With his pick poised above the strings Texas paused in fear as though he were about to strike a power line with a metal rod. With some trepidation, he muted the strings with one hand and chunked off the rhythm for several bars. His foot pumped an imaginary wah-wah pedal as the chick-chicka-chick of the count became rounded and started to distort and take shape. On the third pass, the Voodoo Child joined in and laid down the riff that he had dreamed up so many years before and this time there were no screaming demons attached to the notes. The sound was exactly as it was supposed to be and surprisingly, after twenty some odd years, his fingers had built up no rust. As he played, a joy entered him and filled his heart so full he thought it would burst and ruin this perfect moment. He looked over at Texas, eyes closed, an expression of concentration across his face as they entered the chorus of the song. Momentum built and they traded solos for a long while, losing track of time that didn’t really matter anyway. It was a lethal combination that intensified with each trade off. How long they played, no one will ever know but this concert was not for public consumption anyway. No witnesses except each other, they put the song to death and resurrected it again.

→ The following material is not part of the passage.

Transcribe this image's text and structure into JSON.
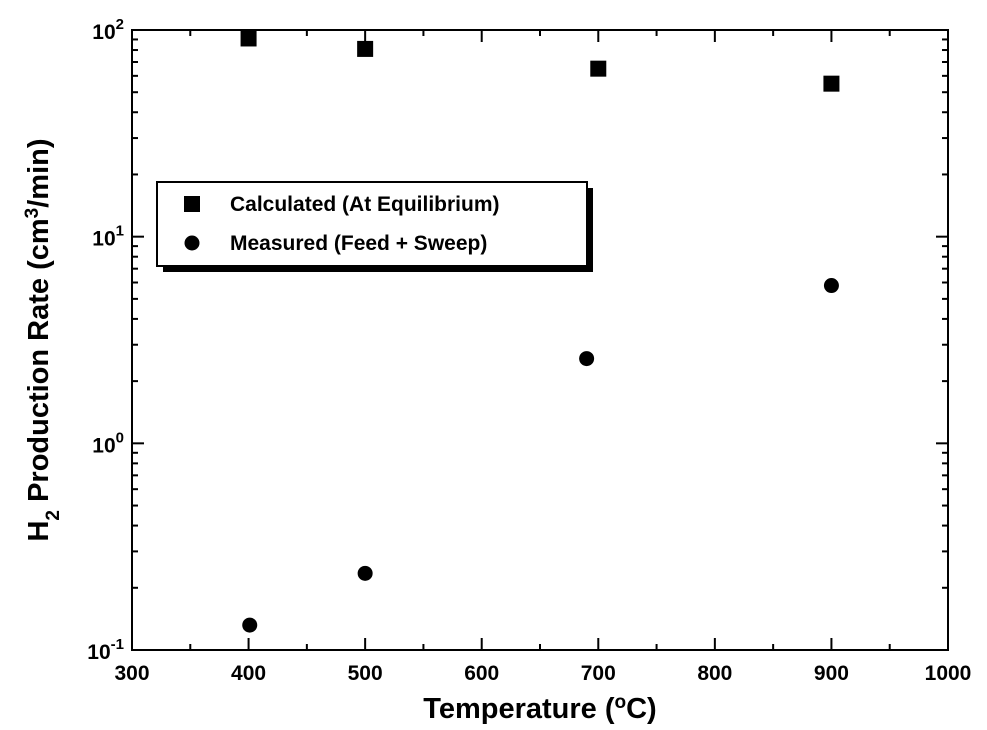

Finally, after exhaustion set in, it came to an end. They stood in silence, facing each other. Master and student. Or perhaps now master and master.
“I’m feeling a hell of a lot better,” the Voodoo Child said, stretching out his long brown fingers. Everything seemed right now as he eyed up the white man across from him. Whatever needed to be said had been said.
“You keep that guitar then.” Texas said.
“Thanks. Same goes for you. Maybe I’ll see you.”
“I’ll see you when I’m lookin’ at you,” Texas said, as he watched the lone black man walk into the mist, a worn down Fender across his back with the initials S.R.V. stamped in the pick guard.
“And if I don’t meet you no more in this world
Then I’ll, I’ll meet you in the next one and don’t be late, don’t be late.”
Then I’ll, I’ll meet you in the next one and don’t be late, don’t be late.”